When a trucking company does business, they want to make sure that business is as cost-effective as possible. There are already many expenses to deal with, such as purchasing and maintaining vehicles, paying drivers, and operating facilities. Another big expense is fuel, and that cost can play a role in the success or failure of a trucking company. For companies that are only operating intra-state vehicles, locating their operations in a state where fuel prices are low may help to save them a lot of money in the long run. But many companies operate interstate lines, so their vehicles must be fueled where they are located at the time.

Even for these kinds of companies, though, there are options to consider. Sometimes, just driving a few extra miles to get into another state will mean a significant difference in the fuel price. Because of that, careful planning can mean big savings for a trucking company. That’s especially true if the company has specific routes their drivers generally use. The mileage can be studied and considered, in order to determine whether drivers should be able to get into an adjoining state to fuel their trucks and save money for the company. That may not work all the time, but even some of the time can make a difference.

Why Fuel Prices Vary Around the Country

The idea that fuel prices — both gasoline and diesel — vary from state to state is not a new concept, but it is one that people often wonder about. Driving a few miles into a neighboring state could save several cents per gallon. For large trucks with large fuel tanks, even 10 or 20 cents per gallon can really add up over a number of trips in a month or a year. There are a lot of things that affect fuel prices, with one of the biggest factors being taxes. There are federal taxes on fuel, but then there are also state taxes. When a state has higher fuel taxes, stations in that state need to charge more for the fuel they sell to consumers.

Oil prices, emissions standards, and other issues also come into play in every state.
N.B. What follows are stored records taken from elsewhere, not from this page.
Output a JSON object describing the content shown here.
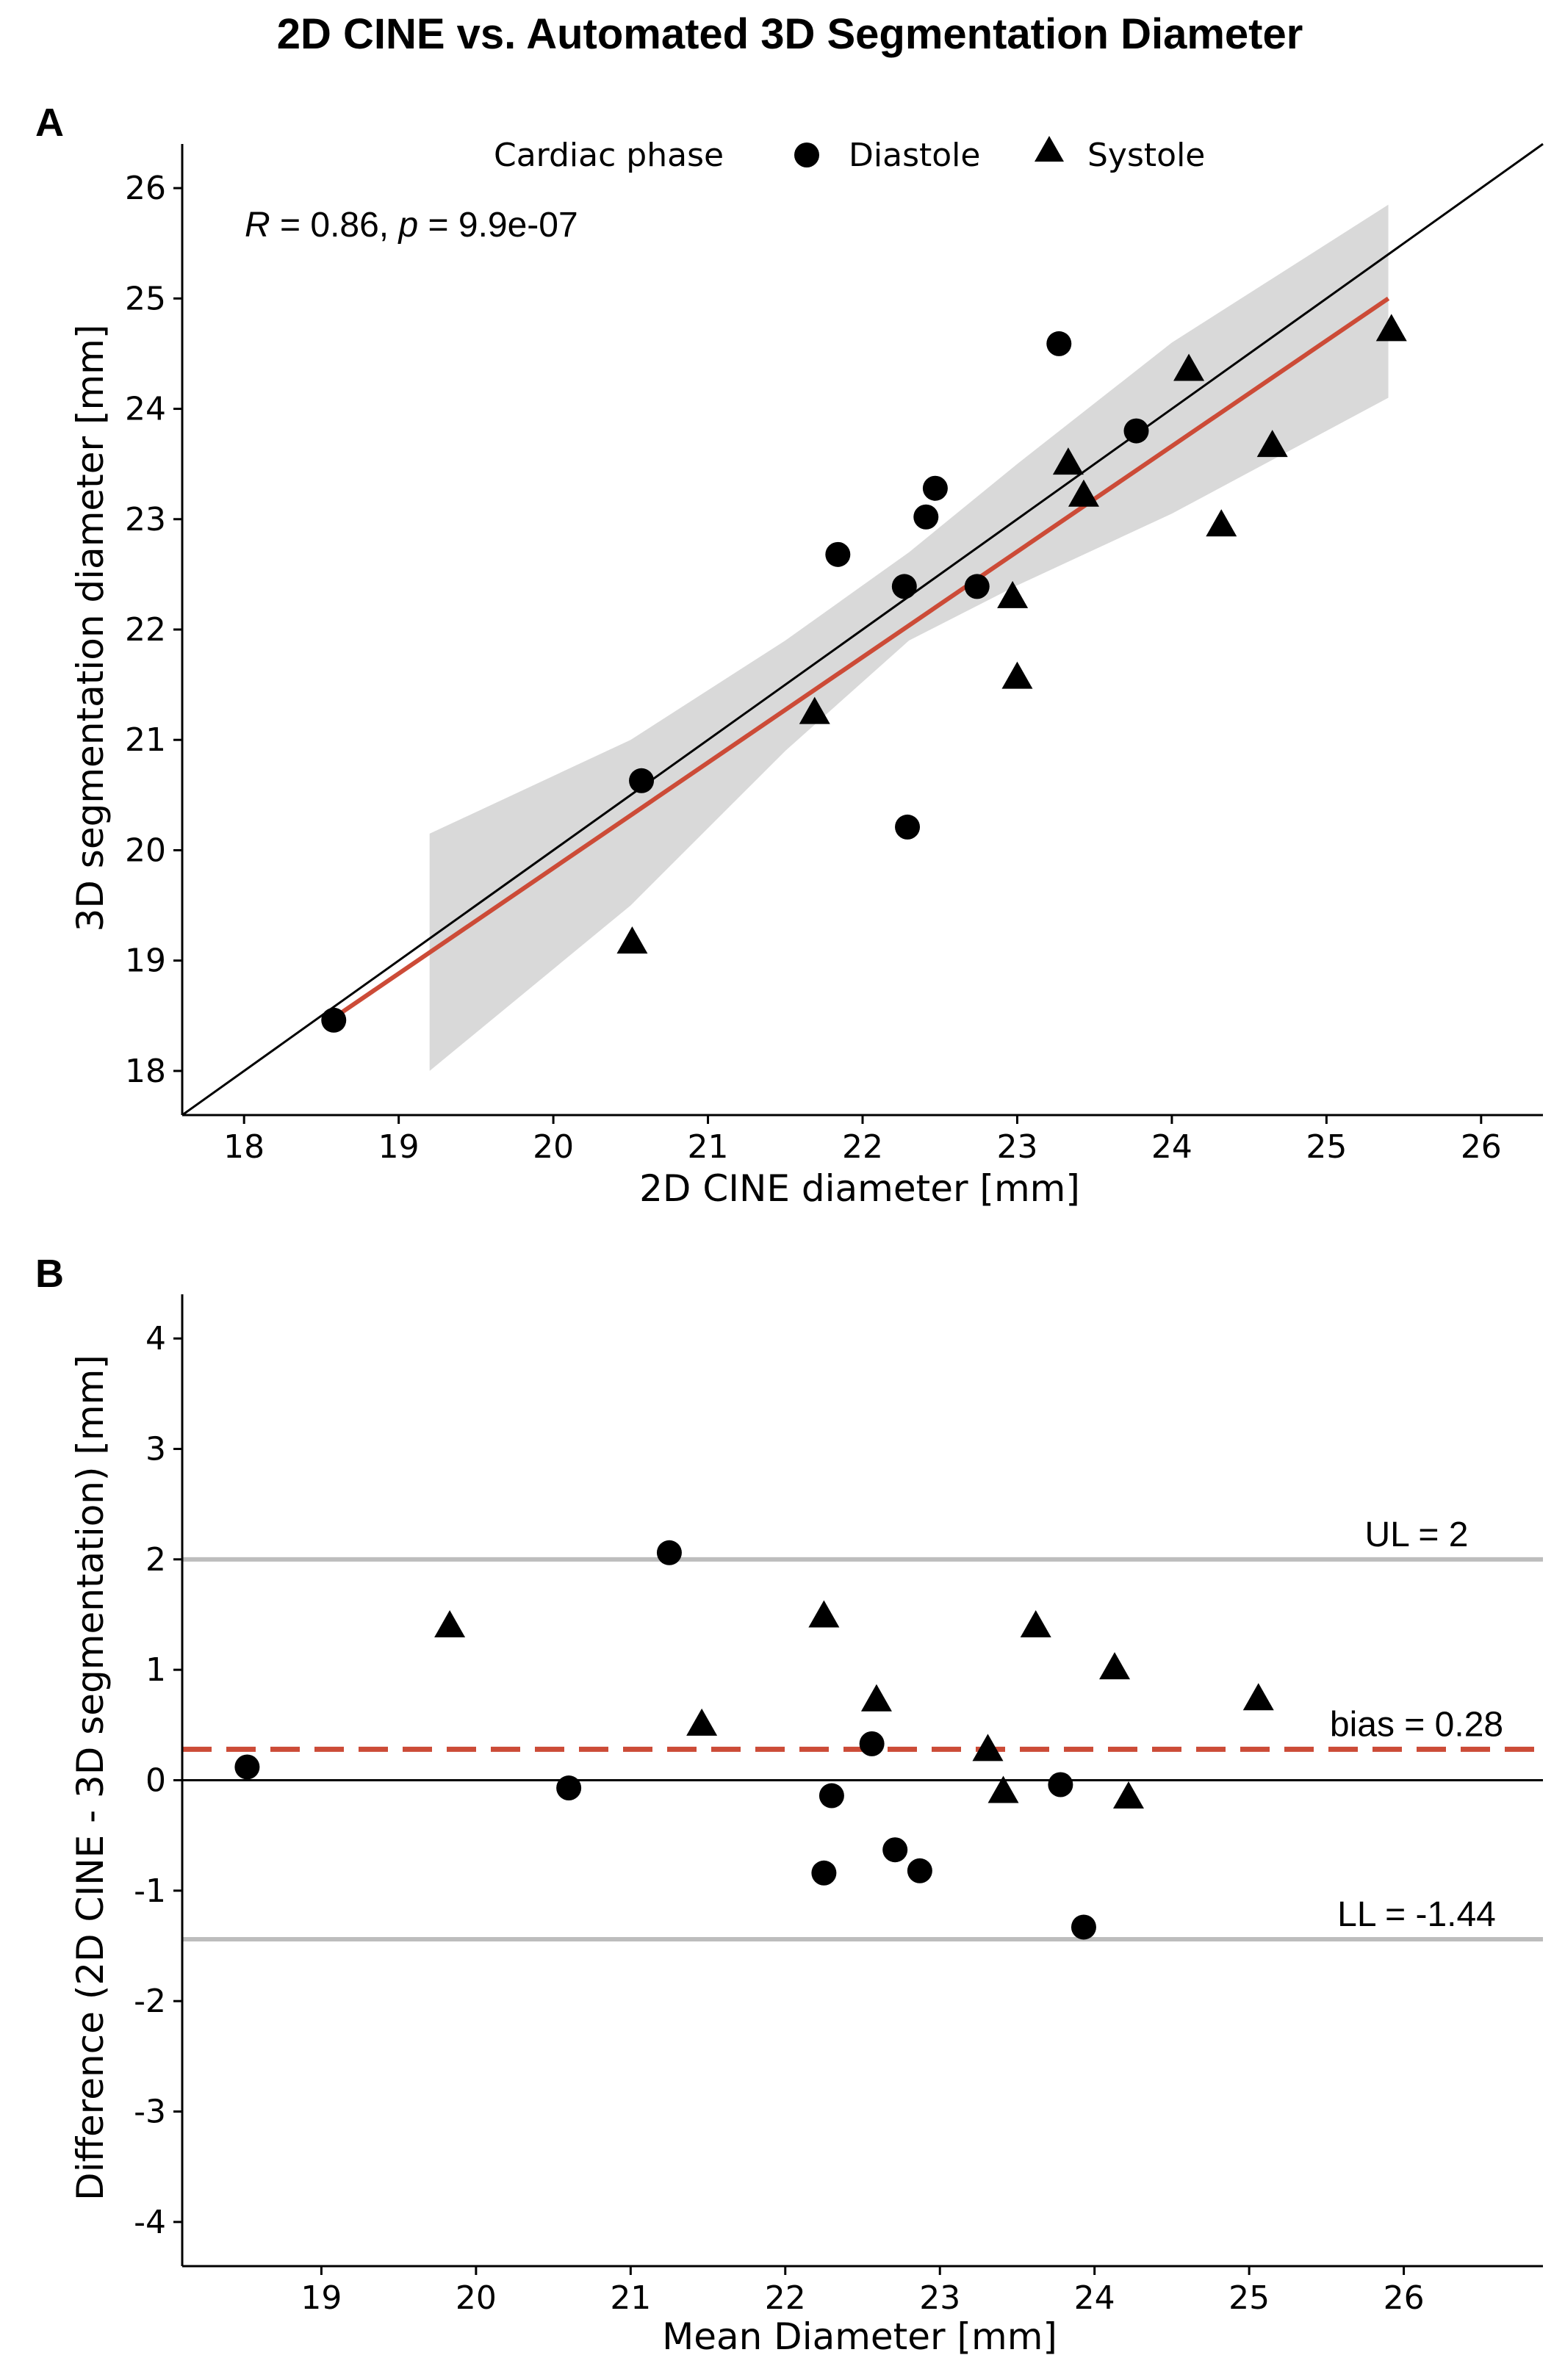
{
  "title": "2D CINE vs. Automated 3D Segmentation Diameter",
  "legend": {
    "title": "Cardiac phase",
    "items": [
      "Diastole",
      "Systole"
    ]
  },
  "chart_data": [
    {
      "panel": "A",
      "type": "scatter",
      "xlabel": "2D CINE diameter [mm]",
      "ylabel": "3D segmentation diameter [mm]",
      "xlim": [
        17.6,
        26.4
      ],
      "ylim": [
        17.6,
        26.4
      ],
      "xticks": [
        18,
        19,
        20,
        21,
        22,
        23,
        24,
        25,
        26
      ],
      "yticks": [
        18,
        19,
        20,
        21,
        22,
        23,
        24,
        25,
        26
      ],
      "annotation": {
        "R": "R",
        "r_value": " = 0.86, ",
        "p": "p",
        "p_value": " = 9.9e-07"
      },
      "identity_line": true,
      "regression": {
        "x_range": [
          18.6,
          25.4
        ],
        "y_range": [
          18.5,
          25.0
        ],
        "color": "#cc4b37"
      },
      "confidence_band": [
        {
          "x": 19.2,
          "lower": 18.0,
          "upper": 20.15
        },
        {
          "x": 20.5,
          "lower": 19.5,
          "upper": 21.0
        },
        {
          "x": 21.5,
          "lower": 20.9,
          "upper": 21.9
        },
        {
          "x": 22.3,
          "lower": 21.9,
          "upper": 22.7
        },
        {
          "x": 23.0,
          "lower": 22.4,
          "upper": 23.5
        },
        {
          "x": 24.0,
          "lower": 23.05,
          "upper": 24.6
        },
        {
          "x": 25.4,
          "lower": 24.1,
          "upper": 25.85
        }
      ],
      "series": [
        {
          "name": "Diastole",
          "marker": "circle",
          "points": [
            [
              18.58,
              18.46
            ],
            [
              20.57,
              20.63
            ],
            [
              21.84,
              22.68
            ],
            [
              22.27,
              22.39
            ],
            [
              22.29,
              20.21
            ],
            [
              22.41,
              23.02
            ],
            [
              22.47,
              23.28
            ],
            [
              22.74,
              22.39
            ],
            [
              23.27,
              24.59
            ],
            [
              23.77,
              23.8
            ]
          ]
        },
        {
          "name": "Systole",
          "marker": "triangle",
          "points": [
            [
              20.51,
              19.15
            ],
            [
              21.69,
              21.23
            ],
            [
              22.97,
              22.28
            ],
            [
              23.0,
              21.55
            ],
            [
              23.33,
              23.49
            ],
            [
              23.43,
              23.2
            ],
            [
              24.11,
              24.34
            ],
            [
              24.32,
              22.93
            ],
            [
              24.65,
              23.65
            ],
            [
              25.42,
              24.7
            ]
          ]
        }
      ]
    },
    {
      "panel": "B",
      "type": "scatter",
      "xlabel": "Mean Diameter [mm]",
      "ylabel": "Difference (2D CINE - 3D segmentation) [mm]",
      "xlim": [
        18.1,
        26.9
      ],
      "ylim": [
        -4.4,
        4.4
      ],
      "xticks": [
        19,
        20,
        21,
        22,
        23,
        24,
        25,
        26
      ],
      "yticks": [
        -4,
        -3,
        -2,
        -1,
        0,
        1,
        2,
        3,
        4
      ],
      "limits": [
        {
          "id": "ul",
          "label": "UL = 2",
          "value": 2.0,
          "style": "solid",
          "color": "#bdbdbd"
        },
        {
          "id": "bias",
          "label": "bias = 0.28",
          "value": 0.28,
          "style": "dashed",
          "color": "#cc4b37"
        },
        {
          "id": "ll",
          "label": "LL = -1.44",
          "value": -1.44,
          "style": "solid",
          "color": "#bdbdbd"
        }
      ],
      "series": [
        {
          "name": "Diastole",
          "marker": "circle",
          "points": [
            [
              18.52,
              0.12
            ],
            [
              20.6,
              -0.07
            ],
            [
              21.25,
              2.06
            ],
            [
              22.25,
              -0.84
            ],
            [
              22.3,
              -0.14
            ],
            [
              22.56,
              0.33
            ],
            [
              22.71,
              -0.63
            ],
            [
              22.87,
              -0.82
            ],
            [
              23.78,
              -0.04
            ],
            [
              23.93,
              -1.33
            ]
          ]
        },
        {
          "name": "Systole",
          "marker": "triangle",
          "points": [
            [
              19.83,
              1.38
            ],
            [
              21.46,
              0.49
            ],
            [
              22.25,
              1.47
            ],
            [
              22.59,
              0.71
            ],
            [
              23.31,
              0.26
            ],
            [
              23.41,
              -0.12
            ],
            [
              23.62,
              1.38
            ],
            [
              24.13,
              1.0
            ],
            [
              24.22,
              -0.17
            ],
            [
              25.06,
              0.72
            ]
          ]
        }
      ]
    }
  ]
}
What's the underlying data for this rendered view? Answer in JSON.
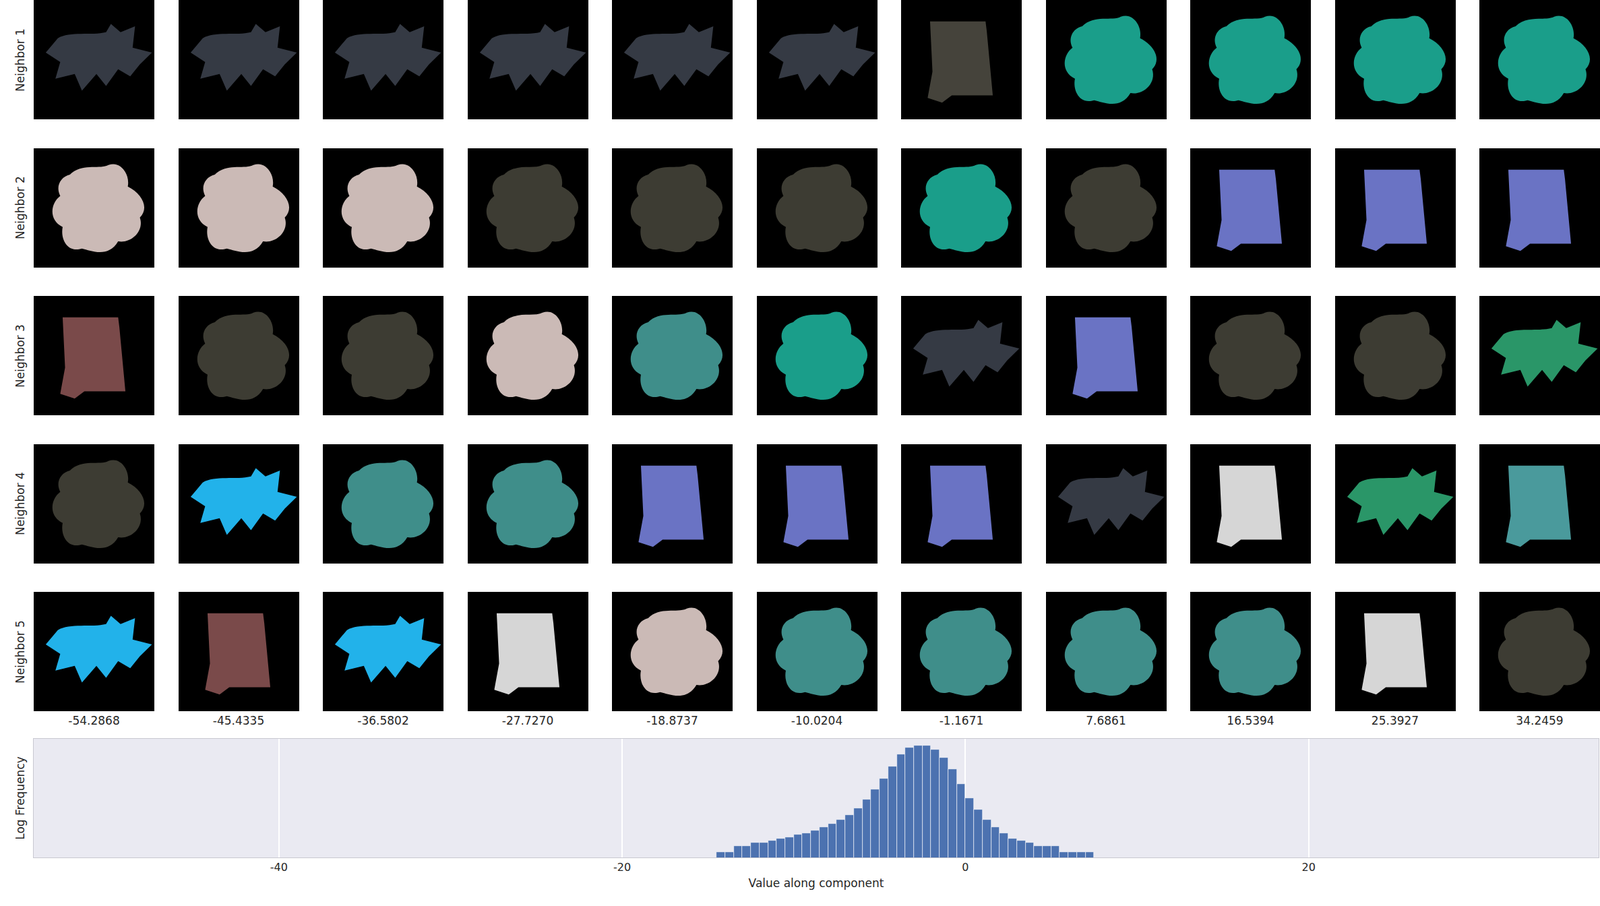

Even the distance the fuel has to go in order to be delivered to the station can affect the price. For stations right off the interstate, and for stations close to refineries, the gas prices are generally lower. But even with that being the case, there can be a significant difference from one state to another. For example, California has a diesel fuel tax of more than 106 cents per gallon. Alaska only charges a state tax of 36.7 cents per gallon of diesel fuel. There are other factors, but taxes are generally the largest reason for different fuel prices by state.

Another reason that fuel prices are different based on the state is emissions standards. There are over 50 fuel grades created at refineries, to ensure that state and city standards are met where the fuel is sold. With so many options out there, refineries have to work harder to make sure they have availability and meet requirements. The need to produce a higher number of fuel grades raises prices because it’s more expensive for refineries to do this. One city with very strict fuel standards is Chicago, and it frequently ranks as one of the most expensive cities for gasoline and diesel fuel purchases, as well.

The price of crude oil is yet another factor because transporting that oil to a refinery and the fuel from the refinery to the station where it will be sold can be difficult, from a logistical point of view. The Northeast and the West Coast typically see higher fuel prices, because more of their oil is imported. In states like Texas and North Dakota, where there’s easy access to oil and refineries, the cost of fuel is generally lower. The number of working pipelines and where they’re located throughout the country are parts of that issue, too, because states that can get easier access to crude oil are states with lower fuel prices.

The Most Expensive and Least Expensive States for Fuel

For any trucking company considering where to base its operations, or for those that want to plan routes that could save them some money, it’s important to know which states are least expensive and most expensive for fuel prices. Typically, the West Coast is going to be the area of the country where gas and diesel fuel cost the most. Additionally, the Northeast sees high prices. But state by state, the most expensive and least expensive gas prices can vary. As of December of 2019, the state with the highest fuel price is Hawaii, at $3.66 per gallon for unleaded gasoline, and the lowest priced state is Delaware at $2.34 per gallon.

Significant Factors Affecting Gas Prices

The biggest factor that affects gas prices — including the price of diesel fuel — is simple: supply and demand. When many more people are traveling, such as in the summer months and around holiday times, the demand for fuel is higher. During those times, gas prices will be higher all over the country. If a state’s prices are generally higher, that state will continue to have higher prices. Lower-priced states will see an increase, but their prices will still be lower than the prices in other states. In other words, supply and demand affect prices all over the country, not just in one state.

Looking at how fuel prices are affected on a state-by-state basis and as a more general issue around the country both matters. Trucking companies need a good understanding of fuel prices since fuel is such a large part of their expenses. By having a good understanding of the reasons that prices fluctuate, trucking companies can focus on how to lower that part of their expenses and save themselves some money. Doing so can make a big difference in a company’s bottom line, and that savings can be passed on to customers or used to expand the company and do even more in the future. Fuel prices matter, in a big way.